Wednesday 30 August 2023

A Dance to the Music of Time (10 of 12) - Book review

 


Books Do Furnish a Room, Anthony Powell’s tenth book in his series A Dance to the Music of Time was published in 1971; my copy attests to it being reprinted eight times (in 1981) and the book is still in print. (I read the previous book The Military Philosophers in May 2019).

Like all its predecessors, it’s narrated in the first person by Nick Jenkins; this time he covers the post-Second World War period of austerity. I certainly liked the title – having over thirty shelves crammed with books!

The book title derives from the cognomen Books-do-furnish-a-room Bagshaw given to a journalist of that surname: ‘Bagshaw’s employment at the BBC lasted only a few years.

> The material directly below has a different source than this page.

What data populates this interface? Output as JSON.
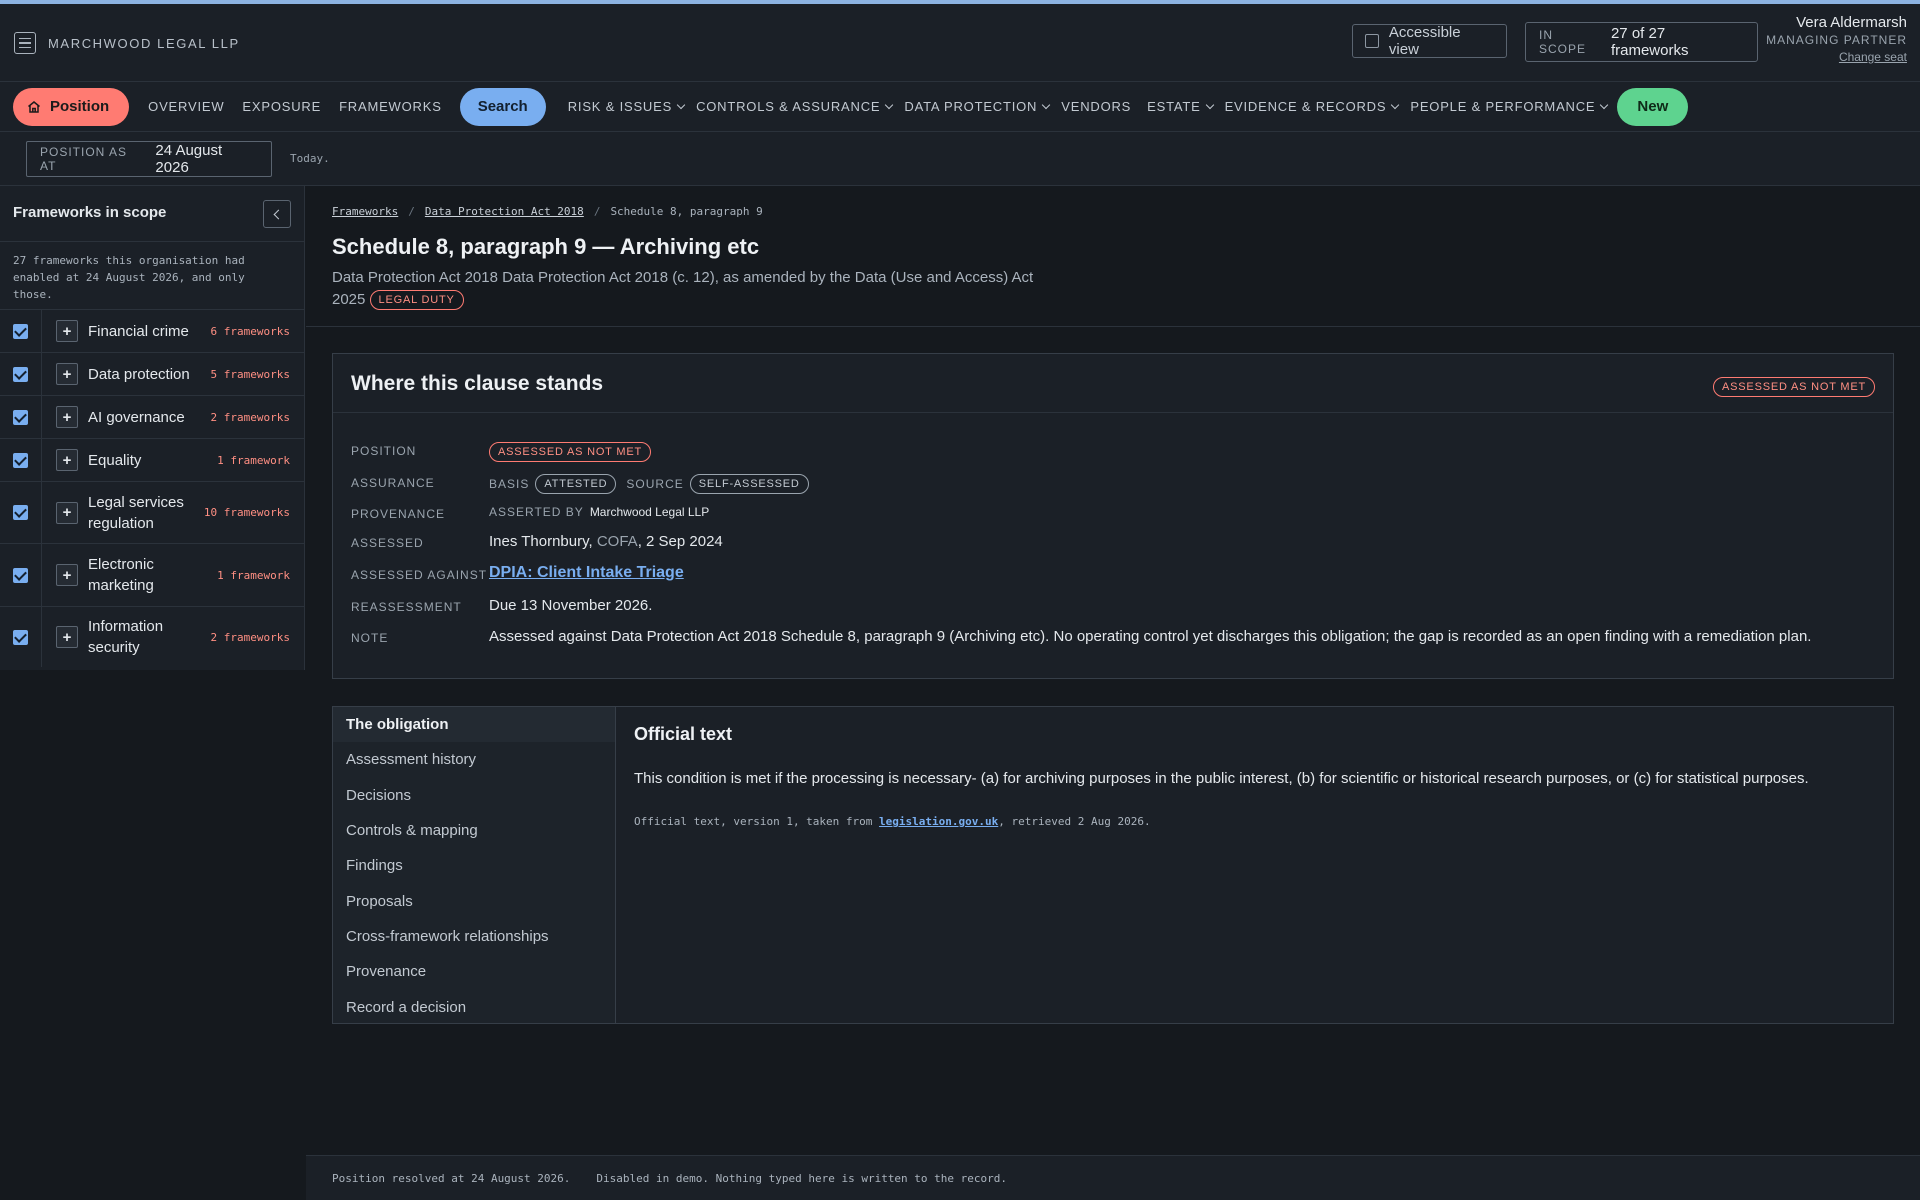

There were plenty of other professional rebels there, not to mention [Communist] Party Members’ (p37). There were two variants on his acquiring the sobriquet: one, while in his cups, he overturned a full bookcase of books on himself and made the observation, ‘Books do furnish a room’; two, he made the observation at the moment of consummating a sexual encounter in the lady’s husband’s book-lined study; she later told someone that she considered the remark lacking in sensibility.

Bagshaw becomes the general editor of the left-leaning magazine Fission; Nick acts as reviews editor and Kenneth Widmerpool, now a Labour MP, joins the team to write about politics and economics. The owner of the magazine is left-wing publisher Quiggin who ‘had lost interest writing. Instead, he now identified himself, body and soul, with his own firm’s publications, increasingly convinced – like not a few publishers – that he had written them all himself’ (p125). Quiggin even considered he had a right to alter the prose of ‘his’ authors without consultation. One author, as well as others, objected – X Trapnel. ‘These differences of opinion might have played a part in causing Quiggin – again like many publishers – to develop a detestation of authors as a tribe’ (p126).

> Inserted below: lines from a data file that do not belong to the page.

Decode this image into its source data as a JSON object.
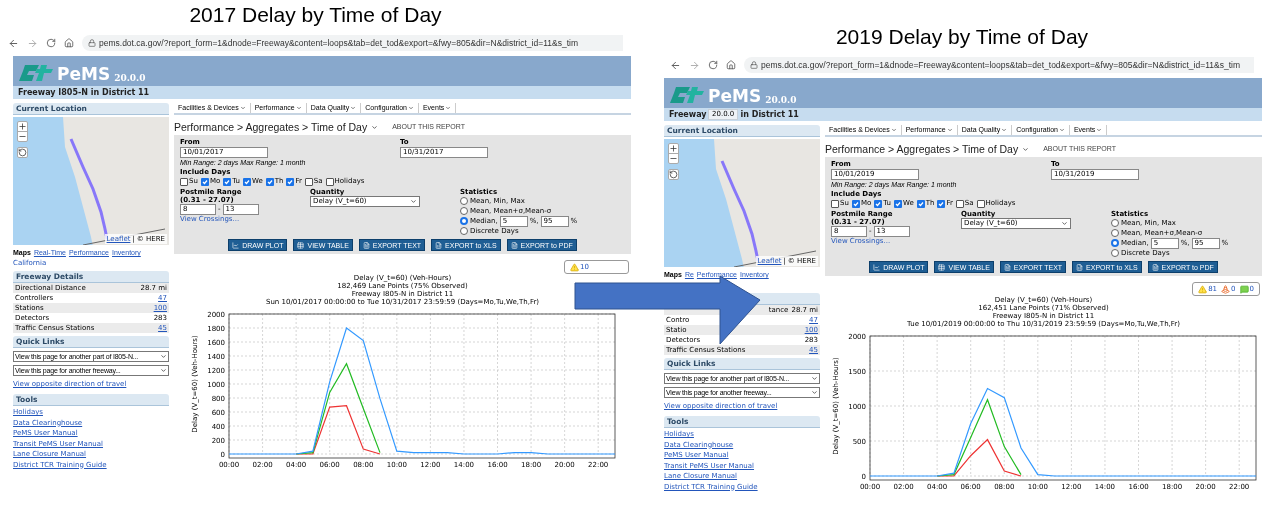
{
  "panels": [
    {
      "title": "2017 Delay by Time of Day",
      "url": "pems.dot.ca.gov/?report_form=1&dnode=Freeway&content=loops&tab=det_tod&export=&fwy=805&dir=N&district_id=11&s_tim",
      "logo": {
        "name": "PeMS",
        "version": "20.0.0"
      },
      "subheader": {
        "parts": [
          "Freeway I805-N in District 11"
        ]
      },
      "sidebar": {
        "location_title": "Current Location",
        "attribution": [
          "Leaflet",
          "|",
          "© HERE"
        ],
        "maps_label": "Maps",
        "maps_links": [
          "Real-Time",
          "Performance",
          "Inventory"
        ],
        "region": "California",
        "details_title": "Freeway Details",
        "details": [
          {
            "kind": "text",
            "label": "Directional Distance",
            "value": "28.7 mi",
            "link": false
          },
          {
            "kind": "text",
            "label": "Controllers",
            "value": "47",
            "link": true
          },
          {
            "kind": "text",
            "label": "Stations",
            "value": "100",
            "link": true
          },
          {
            "kind": "text",
            "label": "Detectors",
            "value": "283",
            "link": false
          },
          {
            "kind": "text",
            "label": "Traffic Census Stations",
            "value": "45",
            "link": true
          }
        ],
        "quick_title": "Quick Links",
        "selects": [
          "View this page for another part of I805-N...",
          "View this page for another freeway..."
        ],
        "opposite_link": "View opposite direction of travel",
        "tools_title": "Tools",
        "tools": [
          "Holidays",
          "Data Clearinghouse",
          "PeMS User Manual",
          "Transit PeMS User Manual",
          "Lane Closure Manual",
          "District TCR Training Guide"
        ]
      },
      "menu": [
        "Facilities & Devices",
        "Performance",
        "Data Quality",
        "Configuration",
        "Events"
      ],
      "breadcrumb": "Performance > Aggregates > Time of Day",
      "about": "ABOUT THIS REPORT",
      "form": {
        "from_label": "From",
        "from": "10/01/2017",
        "range_hint": "Min Range: 2 days Max Range: 1 month",
        "to_label": "To",
        "to": "10/31/2017",
        "days_label": "Include Days",
        "days": [
          {
            "label": "Su",
            "checked": false
          },
          {
            "label": "Mo",
            "checked": true
          },
          {
            "label": "Tu",
            "checked": true
          },
          {
            "label": "We",
            "checked": true
          },
          {
            "label": "Th",
            "checked": true
          },
          {
            "label": "Fr",
            "checked": true
          },
          {
            "label": "Sa",
            "checked": false
          },
          {
            "label": "Holidays",
            "checked": false
          }
        ],
        "postmile_label": "Postmile Range",
        "postmile_range": "(0.31 - 27.07)",
        "pm_from": "8",
        "pm_sep": "-",
        "pm_to": "13",
        "crossings": "View Crossings...",
        "quantity_label": "Quantity",
        "quantity": "Delay (V_t=60)",
        "stats_label": "Statistics",
        "stats": [
          {
            "label": "Mean, Min, Max",
            "selected": false
          },
          {
            "label": "Mean, Mean+σ,Mean-σ",
            "selected": false
          },
          {
            "label": "Median,",
            "selected": true,
            "low": "5",
            "low_unit": "%,",
            "high": "95",
            "high_unit": "%"
          },
          {
            "label": "Discrete Days",
            "selected": false
          }
        ],
        "buttons": [
          {
            "label": "DRAW PLOT",
            "kind": "plot"
          },
          {
            "label": "VIEW TABLE",
            "kind": "table"
          },
          {
            "label": "EXPORT TEXT",
            "kind": "text"
          },
          {
            "label": "EXPORT to XLS",
            "kind": "xls"
          },
          {
            "label": "EXPORT to PDF",
            "kind": "pdf"
          }
        ]
      },
      "badges": [
        {
          "kind": "warning",
          "count": "10"
        }
      ],
      "chart": {
        "subtitles": [
          "182,469 Lane Points (75% Observed)",
          "Freeway I805-N in District 11",
          "Sun 10/01/2017 00:00:00 to Tue 10/31/2017 23:59:59 (Days=Mo,Tu,We,Th,Fr)"
        ],
        "chart_data": {
          "type": "line",
          "title": "Delay (V_t=60) (Veh-Hours)",
          "ylabel": "Delay (V_t=60) (Veh-Hours)",
          "x": [
            0,
            1,
            2,
            3,
            4,
            5,
            6,
            7,
            8,
            9,
            10,
            11,
            12,
            13,
            14,
            15,
            16,
            17,
            18,
            19,
            20,
            21,
            22,
            23
          ],
          "xlim": [
            0,
            23
          ],
          "ylim": [
            0,
            2000
          ],
          "xticks": [
            {
              "value": 0,
              "label": "00:00"
            },
            {
              "value": 2,
              "label": "02:00"
            },
            {
              "value": 4,
              "label": "04:00"
            },
            {
              "value": 6,
              "label": "06:00"
            },
            {
              "value": 8,
              "label": "08:00"
            },
            {
              "value": 10,
              "label": "10:00"
            },
            {
              "value": 12,
              "label": "12:00"
            },
            {
              "value": 14,
              "label": "14:00"
            },
            {
              "value": 16,
              "label": "16:00"
            },
            {
              "value": 18,
              "label": "18:00"
            },
            {
              "value": 20,
              "label": "20:00"
            },
            {
              "value": 22,
              "label": "22:00"
            }
          ],
          "yticks": [
            0,
            200,
            400,
            600,
            800,
            1000,
            1200,
            1400,
            1600,
            1800,
            2000
          ],
          "series": [
            {
              "color": "#3399ff",
              "values": [
                0,
                0,
                0,
                0,
                0,
                40,
                1030,
                1800,
                1620,
                790,
                40,
                20,
                20,
                20,
                0,
                0,
                0,
                20,
                20,
                0,
                0,
                0,
                0,
                0
              ]
            },
            {
              "color": "#22bb22",
              "values": [
                null,
                null,
                null,
                null,
                0,
                20,
                880,
                1290,
                650,
                20,
                null,
                null,
                null,
                null,
                null,
                null,
                null,
                null,
                null,
                null,
                null,
                null,
                null,
                null
              ]
            },
            {
              "color": "#ee3333",
              "values": [
                null,
                null,
                null,
                null,
                0,
                0,
                670,
                690,
                70,
                0,
                null,
                null,
                null,
                null,
                null,
                null,
                null,
                null,
                null,
                null,
                null,
                null,
                null,
                null
              ]
            }
          ],
          "grid": true
        }
      }
    },
    {
      "title": "2019 Delay by Time of Day",
      "url": "pems.dot.ca.gov/?report_form=1&dnode=Freeway&content=loops&tab=det_tod&export=&fwy=805&dir=N&district_id=11&s_tim",
      "logo": {
        "name": "PeMS",
        "version": "20.0.0"
      },
      "subheader": {
        "parts": [
          "Freeway",
          "in District 11"
        ],
        "tooltip": "20.0.0"
      },
      "sidebar": {
        "location_title": "Current Location",
        "attribution": [
          "Leaflet",
          "|",
          "© HERE"
        ],
        "maps_label": "Maps",
        "maps_links": [
          "Re",
          "Performance",
          "Inventory"
        ],
        "details": [
          {
            "kind": "tail",
            "label": "tance",
            "value": "28.7 mi",
            "link": false
          },
          {
            "kind": "text",
            "label": "Contro",
            "value": "47",
            "link": true
          },
          {
            "kind": "text",
            "label": "Statio",
            "value": "100",
            "link": true
          },
          {
            "kind": "text",
            "label": "Detectors",
            "value": "283",
            "link": false
          },
          {
            "kind": "text",
            "label": "Traffic Census Stations",
            "value": "45",
            "link": true
          }
        ],
        "quick_title": "Quick Links",
        "selects": [
          "View this page for another part of I805-N...",
          "View this page for another freeway..."
        ],
        "opposite_link": "View opposite direction of travel",
        "tools_title": "Tools",
        "tools": [
          "Holidays",
          "Data Clearinghouse",
          "PeMS User Manual",
          "Transit PeMS User Manual",
          "Lane Closure Manual",
          "District TCR Training Guide"
        ]
      },
      "menu": [
        "Facilities & Devices",
        "Performance",
        "Data Quality",
        "Configuration",
        "Events"
      ],
      "breadcrumb": "Performance > Aggregates > Time of Day",
      "about": "ABOUT THIS REPORT",
      "form": {
        "from_label": "From",
        "from": "10/01/2019",
        "range_hint": "Min Range: 2 days Max Range: 1 month",
        "to_label": "To",
        "to": "10/31/2019",
        "days_label": "Include Days",
        "days": [
          {
            "label": "Su",
            "checked": false
          },
          {
            "label": "Mo",
            "checked": true
          },
          {
            "label": "Tu",
            "checked": true
          },
          {
            "label": "We",
            "checked": true
          },
          {
            "label": "Th",
            "checked": true
          },
          {
            "label": "Fr",
            "checked": true
          },
          {
            "label": "Sa",
            "checked": false
          },
          {
            "label": "Holidays",
            "checked": false
          }
        ],
        "postmile_label": "Postmile Range",
        "postmile_range": "(0.31 - 27.07)",
        "pm_from": "8",
        "pm_sep": "-",
        "pm_to": "13",
        "crossings": "View Crossings...",
        "quantity_label": "Quantity",
        "quantity": "Delay (V_t=60)",
        "stats_label": "Statistics",
        "stats": [
          {
            "label": "Mean, Min, Max",
            "selected": false
          },
          {
            "label": "Mean, Mean+σ,Mean-σ",
            "selected": false
          },
          {
            "label": "Median,",
            "selected": true,
            "low": "5",
            "low_unit": "%,",
            "high": "95",
            "high_unit": "%"
          },
          {
            "label": "Discrete Days",
            "selected": false
          }
        ],
        "buttons": [
          {
            "label": "DRAW PLOT",
            "kind": "plot"
          },
          {
            "label": "VIEW TABLE",
            "kind": "table"
          },
          {
            "label": "EXPORT TEXT",
            "kind": "text"
          },
          {
            "label": "EXPORT to XLS",
            "kind": "xls"
          },
          {
            "label": "EXPORT to PDF",
            "kind": "pdf"
          }
        ]
      },
      "badges": [
        {
          "kind": "warning",
          "count": "81"
        },
        {
          "kind": "cone",
          "count": "0"
        },
        {
          "kind": "chat",
          "count": "0"
        }
      ],
      "chart": {
        "subtitles": [
          "162,451 Lane Points (71% Observed)",
          "Freeway I805-N in District 11",
          "Tue 10/01/2019 00:00:00 to Thu 10/31/2019 23:59:59 (Days=Mo,Tu,We,Th,Fr)"
        ],
        "chart_data": {
          "type": "line",
          "title": "Delay (V_t=60) (Veh-Hours)",
          "ylabel": "Delay (V_t=60) (Veh-Hours)",
          "x": [
            0,
            1,
            2,
            3,
            4,
            5,
            6,
            7,
            8,
            9,
            10,
            11,
            12,
            13,
            14,
            15,
            16,
            17,
            18,
            19,
            20,
            21,
            22,
            23
          ],
          "xlim": [
            0,
            23
          ],
          "ylim": [
            0,
            2000
          ],
          "xticks": [
            {
              "value": 0,
              "label": "00:00"
            },
            {
              "value": 2,
              "label": "02:00"
            },
            {
              "value": 4,
              "label": "04:00"
            },
            {
              "value": 6,
              "label": "06:00"
            },
            {
              "value": 8,
              "label": "08:00"
            },
            {
              "value": 10,
              "label": "10:00"
            },
            {
              "value": 12,
              "label": "12:00"
            },
            {
              "value": 14,
              "label": "14:00"
            },
            {
              "value": 16,
              "label": "16:00"
            },
            {
              "value": 18,
              "label": "18:00"
            },
            {
              "value": 20,
              "label": "20:00"
            },
            {
              "value": 22,
              "label": "22:00"
            }
          ],
          "yticks": [
            0,
            500,
            1000,
            1500,
            2000
          ],
          "series": [
            {
              "color": "#3399ff",
              "values": [
                0,
                0,
                0,
                0,
                0,
                40,
                750,
                1250,
                1120,
                400,
                20,
                0,
                0,
                0,
                0,
                0,
                0,
                0,
                0,
                0,
                0,
                0,
                0,
                0
              ]
            },
            {
              "color": "#22bb22",
              "values": [
                null,
                null,
                null,
                null,
                0,
                20,
                550,
                1090,
                420,
                20,
                null,
                null,
                null,
                null,
                null,
                null,
                null,
                null,
                null,
                null,
                null,
                null,
                null,
                null
              ]
            },
            {
              "color": "#ee3333",
              "values": [
                null,
                null,
                null,
                null,
                0,
                0,
                290,
                520,
                70,
                0,
                null,
                null,
                null,
                null,
                null,
                null,
                null,
                null,
                null,
                null,
                null,
                null,
                null,
                null
              ]
            }
          ],
          "grid": true
        }
      }
    }
  ]
}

Jenkins observes how the aftermath of the war affected individuals: ‘The war had washed ashore all sorts of wrack of sea, on all sorts of coasts. In due course, as the waves receded, much of this flotsam was to be refloated, a process to continue for several years, while the winds abated. Among the many individual bodies sprawled at intervals on the shingle, quite a lot resisted the receding tide. Some just carried on life where they were on the shore; others – the more determined – crawled inland’ (p140).

Trapnel was self-obsessed, and always seemed to act a part, the roles varying depending on whoever he was dealing with; whether that was Widmerpool or his butterfly wife, Pamela. He was a bit of a fantasist as well. And attractive to women…

Yet again Powell rarely lingers on Nick’s own marriage: ‘Not so very long after that evening, Isobel gave birth to a son’ (p104). He doesn’t even name the boy!

Hitting hard times, Trapnel ends up in a run-down part of the city, living in squalor: ‘… but buildings already tumbledown had now been further reduced by bombing. The neighbourhood looked anything but flourishing’ (p203).

Post-war paper shortages, artistic temperament disagreements, the squalid affair of Trapnel combined to ensure the demise of Fission.

As ever, the characters keep the pages turning. Two more books left to read in the sequence.